Primin taksitle ödenmesi kararlaştırıldığı takdirde, taksitlerin kesin ödeme zamanı, miktarı ve vadesinde ödenmemesinin sonuçları poliçe üzerine yazılır veya poliçe ile birlikte yazılı olarak sigorta ettirene bildirilir. Sigorta ettiren kimse, kesin vadeleri poliçe üzerinde belirtilen ya da yazılı olarak kendisine bildirilmiş olan prim taksitlerinin herhangi birini vade günü bitimine kadar ödemediği takdirde temerrüde düşer. Sigorta ettiren, prim borcunu temerrüde düştüğü tarihi takip eden 15 gün içinde ödemediği takdirde sigorta teminatı durur. Rizikonun gerçekleşmemesi kaydıyla, teminatın durduğu süre içinde prim borcunun ödenmesi halinde teminat durduğu yerden devam eder .Sigorta teminatının durduğu tarihten itibaren 15 gün içerisinde prim borcunun ödenmemesi halinde, sigorta sözleşmesi hiç bir ihtara gerek olmaksızın feshedilmiş olur.
Poliçenin ön yüzüne yazılması kaydıyla, rizikonun gerçekleşmesiyle henüz vadesi gelmemiş prim taksitlerinin sigortacının ödemekle yükümlü olduğu tazminat miktarını aşmayan kısmı, muaccel hale gelir.
Bu madde uyarınca sigorta sözleşmesinin feshedilmiş sayıldığı hallerde, sigortacının sorumluluğunun devam ettiği süreye tekabül eden prim gün esası üzerinden hesap edilerek fazlası sigorta ettirene iade edilir.
Madde 17- Sigorta primlerine, sigorta bedeline ve poliçeye müteallik olarak halen mevcut veya ilerde vaz olunacak vergi, resim ve harçlarla poliçede gösterilen idare masrafı sigorta ettirene aittir.
Madde 18- Sigortanın akdinde sigorta ettiren tarafından beyan edilen ikametgah adresi poliçeye dercedilir. Sigorta ettiren ikametgahını değiştirdiği takdirde bunu derhal taahhütlü mektupla sigortacıya bildirmeye mecburdur.

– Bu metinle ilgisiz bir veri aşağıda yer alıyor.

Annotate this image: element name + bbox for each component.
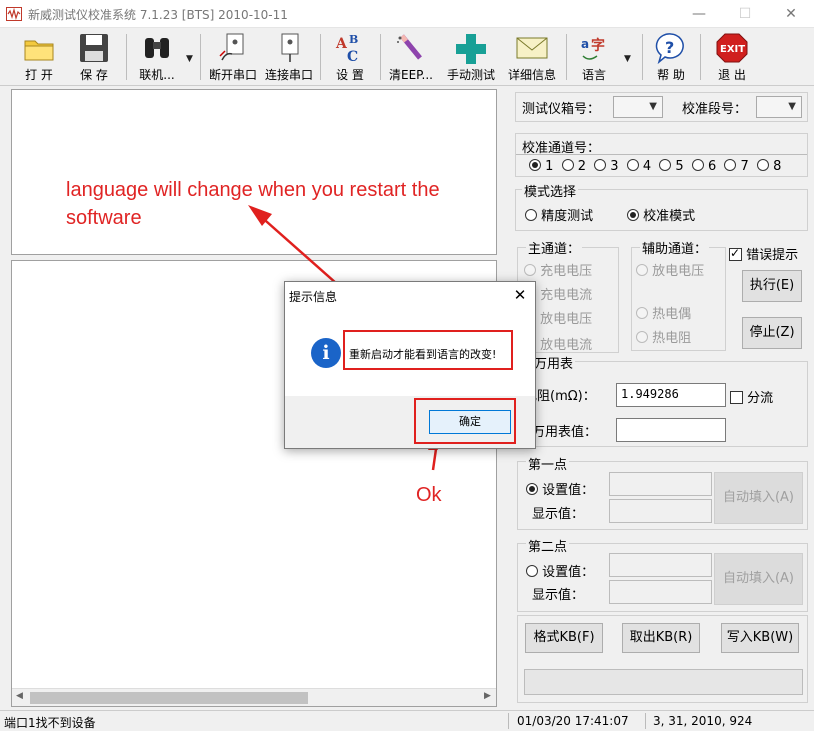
dialog-title: 提示信息 [289,290,338,304]
info-dialog: 提示信息 ✕ i 重新启动才能看到语言的改变! 确定 [284,281,536,449]
info-icon: i [311,338,341,368]
annotation-ok-text: Ok [416,484,442,506]
dialog-close-icon[interactable]: ✕ [511,286,529,304]
annotation-text-line2: software [66,207,142,229]
message-highlight-box [343,330,513,370]
ok-highlight-box [414,398,516,444]
annotation-text-line1: language will change when you restart th… [66,179,440,201]
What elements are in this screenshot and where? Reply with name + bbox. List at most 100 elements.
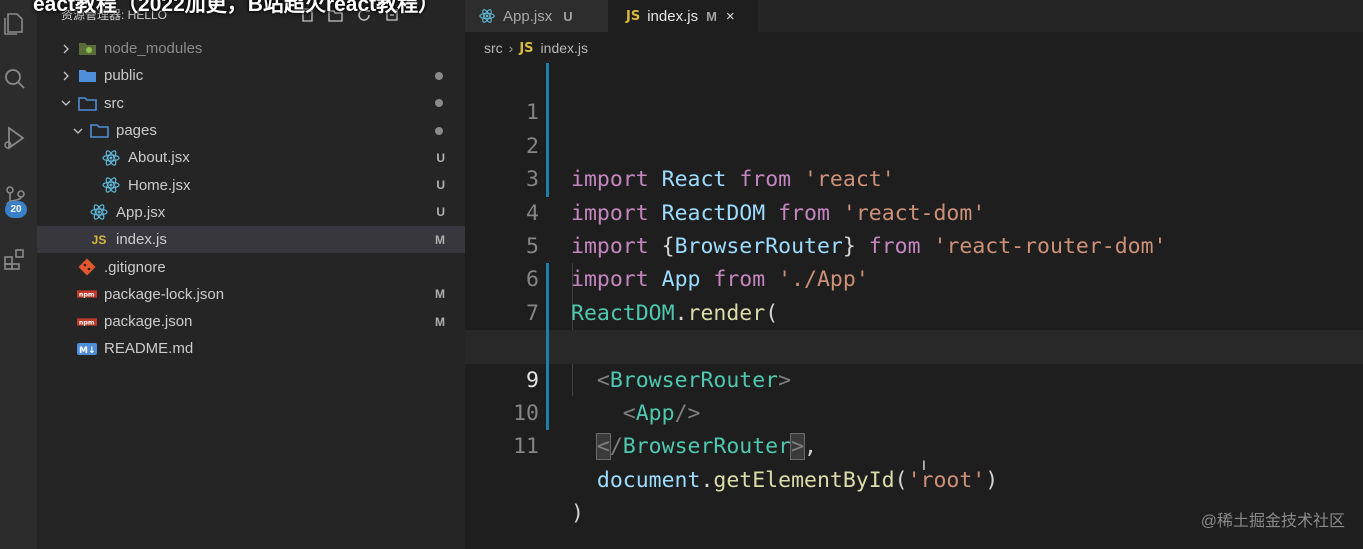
code-line: 2 import ReactDOM from 'react-dom' bbox=[465, 96, 1363, 226]
code-line: 6 ReactDOM.render( bbox=[465, 230, 1363, 325]
tree-item-label: pages bbox=[116, 122, 157, 140]
folder-open-icon bbox=[77, 94, 97, 112]
breadcrumb-folder[interactable]: src bbox=[484, 40, 503, 56]
tree-item-label: src bbox=[104, 94, 124, 112]
tree-item-label: public bbox=[104, 67, 144, 85]
extensions-icon[interactable] bbox=[0, 244, 30, 274]
git-status-modified: M bbox=[435, 314, 445, 329]
git-change-marker bbox=[546, 96, 549, 130]
explorer-sidebar: 资源管理器: HELLO eact教程（2022加更，B站超火react教程） … bbox=[33, 0, 465, 549]
git-icon bbox=[77, 258, 97, 276]
code-line: 11 ) bbox=[465, 396, 1363, 526]
git-status-modified: M bbox=[435, 287, 445, 302]
npm-icon: npm bbox=[77, 285, 97, 303]
editor-area: App.jsx U JS index.js M × src › JS index… bbox=[465, 0, 1363, 549]
tree-item-package-json[interactable]: npm package.json M bbox=[37, 308, 465, 335]
svg-text:M↓: M↓ bbox=[79, 346, 96, 356]
search-icon[interactable] bbox=[0, 64, 30, 94]
git-change-marker bbox=[546, 330, 549, 364]
code-line: 8 <App/> bbox=[465, 296, 1363, 426]
git-change-marker bbox=[546, 396, 549, 431]
tab-label: index.js bbox=[647, 7, 699, 25]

Aksi takdirde sigortacı tarafından yapılacak tebligatın sigorta ettirene ulaşmamış olmasından doğacak bütün neticelerden sigorta ettiren mesuldür.
Madde 19- Selahiyetli mahkeme, davanın sigorta ettiren tarafından ikamesi halinde sigortacının merkezinin veya poliçeyi tanzim eden acentenin, sigortacı tarafından ikame edilmesi halinde ise sigorta ettirenin 18'nci maddede zikri geçen ikametgahının bulunduğu mahal mahkemesidir.
Madde 20- Sigorta mukavelesinden doğan bütün mutalebeler iki yılda mürürü zamana uğrar.